Il mattino del 22 due apparecchi ita­liani, il Savoia 55 ed il Marina II, parto­no da King's Bay con 400 chilogrammi di materiali destinati alla Tenda Rossa.

In due ore ed un quarto di volo siamo sopra i naufraghi e questa volta ci è facile individuare la tenda dal gran numero di segnali lanciati il giorno prima e pronta­mente impiegati.

 

Questa terza missione è durata 7 ore ed ora ci aspettava un meritato riposo. Nei giorni che seguirono portiamo la no­stra base più a nord per abbreviare il per­corso ed essere più sicuri delle condizioni meteorologiche, e ci spostiamo dalla Baia del Re alla Baia di Virgo dalla quale molti anni fa è partita la sfortunata spedizione di Andrèe.

L'audace aeronauta si lamentava in quei tempi di non avere a disposizione un pallone dirigibile per esplorare il Polo. Og­gi i naufraghi del dirigibile Italia deside­ravano un aeroplano per uscire dai ghiacci!

 

La permanenza alla Baia di Virgo è stata per noi molto faticosa a causa, del tempo cattivo e del mare agitato, ed è sta­ta molto utile in quel periodo la nostra grande esperienza di vecchi marinai.

 

Molti avvenimenti importanti si svolgo­no nei giorni che seguono.

Il volo del tenente svedese Lundborg; la miracolosa scoperta del gruppo Mariano da parte dell'aviatore russo Chuknomsky e la travolgente corsa verso levante della nave russa Krassin. Alla fine di luglio gran parte dei naufraghi è salva a King's Bay ed il Governo Italiano decide di man­dare due idrovolanti più piccoli dei nostri per continuare lg esplorazioni con essi e con la nave Braganza a nord-est della Terra di N.E.

 

Così il 31 agosto arriviamo felicemen­te a Sesto Calende avendo terminato la nostra missione.

Il bilancio è invero invidiabile.

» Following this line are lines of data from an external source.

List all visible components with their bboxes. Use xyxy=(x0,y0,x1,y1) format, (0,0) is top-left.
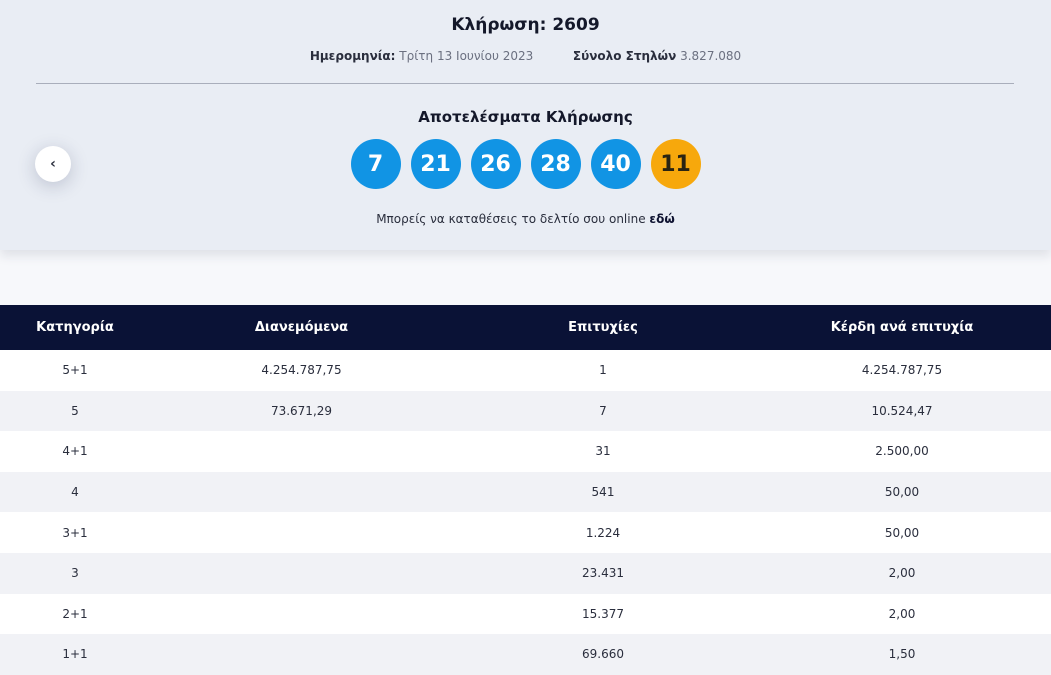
cell-distributed xyxy=(150,634,453,675)
draw-title: Κλήρωση: 2609 xyxy=(451,15,600,35)
online-link[interactable]: εδώ xyxy=(649,212,675,226)
joker-ball: 11 xyxy=(650,139,701,189)
cell-category: 1+1 xyxy=(62,647,88,662)
previous-draw-button[interactable]: ‹ xyxy=(35,146,71,182)
cell-winners: 15.377 xyxy=(582,606,624,621)
cell-prize: 50,00 xyxy=(884,525,920,540)
cell-category: 2+1 xyxy=(62,606,88,621)
date-value: Τρίτη 13 Ιουνίου 2023 xyxy=(399,49,534,63)
table-row: 2+1 15.377 2,00 xyxy=(0,593,1051,635)
winning-numbers: 7 21 26 28 40 11 xyxy=(0,139,1051,189)
table-row: 5+1 4.254.787,75 1 4.254.787,75 xyxy=(0,350,1051,391)
table-row: 1+1 69.660 1,50 xyxy=(0,634,1051,675)
cell-distributed xyxy=(150,512,453,553)
header-distributed: Διανεμόμενα xyxy=(254,320,349,335)
cell-winners: 23.431 xyxy=(582,566,624,581)
cell-category: 4+1 xyxy=(62,444,88,459)
cell-distributed: 73.671,29 xyxy=(270,403,333,418)
cell-winners: 541 xyxy=(591,485,615,500)
online-note: Μπορείς να καταθέσεις το δελτίο σου onli… xyxy=(0,212,1051,226)
number-ball: 21 xyxy=(410,139,461,189)
results-title: Αποτελέσματα Κλήρωσης xyxy=(418,108,633,126)
date-label: Ημερομηνία: xyxy=(309,49,396,63)
cell-prize: 2.500,00 xyxy=(875,444,929,459)
cell-category: 5 xyxy=(71,403,79,418)
number-ball: 28 xyxy=(530,139,581,189)
cell-prize: 2,00 xyxy=(888,566,916,581)
table-row: 3+1 1.224 50,00 xyxy=(0,512,1051,553)
header-winners: Επιτυχίες xyxy=(568,320,638,335)
divider xyxy=(36,83,1014,84)
cell-distributed xyxy=(150,431,453,472)
cell-distributed xyxy=(150,472,453,513)
cell-category: 5+1 xyxy=(62,363,88,378)
number-ball: 26 xyxy=(470,139,521,189)
table-row: 4+1 31 2.500,00 xyxy=(0,431,1051,472)
table-row: 3 23.431 2,00 xyxy=(0,552,1051,594)
cell-category: 4 xyxy=(71,485,79,500)
cell-prize: 50,00 xyxy=(884,485,920,500)
draw-meta: Ημερομηνία: Τρίτη 13 Ιουνίου 2023 Σύνολο… xyxy=(0,49,1051,63)
number-ball: 7 xyxy=(350,139,401,189)
cell-winners: 1 xyxy=(599,363,607,378)
cell-winners: 1.224 xyxy=(585,525,621,540)
cell-distributed xyxy=(150,553,453,594)
cell-winners: 31 xyxy=(595,444,611,459)
table-row: 4 541 50,00 xyxy=(0,471,1051,513)
cell-distributed xyxy=(150,594,453,635)
cell-prize: 4.254.787,75 xyxy=(861,363,943,378)
cell-category: 3+1 xyxy=(62,525,88,540)
cell-prize: 10.524,47 xyxy=(871,403,933,418)
draw-panel: Κλήρωση: 2609 Ημερομηνία: Τρίτη 13 Ιουνί… xyxy=(0,0,1051,250)
header-category: Κατηγορία xyxy=(36,320,114,335)
cell-prize: 2,00 xyxy=(888,606,916,621)
cell-distributed: 4.254.787,75 xyxy=(261,363,342,378)
cell-prize: 1,50 xyxy=(888,647,916,662)
columns-value: 3.827.080 xyxy=(680,49,742,63)
table-header-row: Κατηγορία Διανεμόμενα Επιτυχίες Κέρδη αν… xyxy=(0,305,1051,350)
cell-winners: 69.660 xyxy=(582,647,624,662)
table-row: 5 73.671,29 7 10.524,47 xyxy=(0,390,1051,432)
prize-table: Κατηγορία Διανεμόμενα Επιτυχίες Κέρδη αν… xyxy=(0,305,1051,675)
cell-category: 3 xyxy=(71,566,79,581)
columns-label: Σύνολο Στηλών xyxy=(572,49,677,63)
number-ball: 40 xyxy=(590,139,641,189)
chevron-left-icon: ‹ xyxy=(50,156,56,172)
online-text: Μπορείς να καταθέσεις το δελτίο σου onli… xyxy=(376,212,646,226)
header-prize: Κέρδη ανά επιτυχία xyxy=(830,320,974,335)
cell-winners: 7 xyxy=(599,403,607,418)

Il no­stro S.55 ha effettuato per primo la tra­versata della Lapponia e del Mare di Ba­rents mai tentata in precedenza ed ha rag­giunto ancora per primo la Baia del Re;

ha scoperto i naufraghi della Tenda Rossa dando in tal modo il via per lo svolgimen­to di tutte le conseguenti operazioni di ricerca e di salvataggio; ha rifornito i nau­fraghi con circa 500 chilogrammi di mate­riali e viveri; ha compiuto un numero di ore di volo superiore a quello di tutti gli altri 'apparecchi (120 ore) delle quali circa 30 sulle regioni dei ghiacci; è rientrato in­fine in Patria coi propri mezzi in perfetta efficienza di volo dopo aver percorso circa 18.000 chilometri attraverso difficoltà non comuni.

 

 

 

(*) Hummock: accumuli di lastroni di ghiaccio del pack polare che possono raggiungere lo spessore di decine di metri.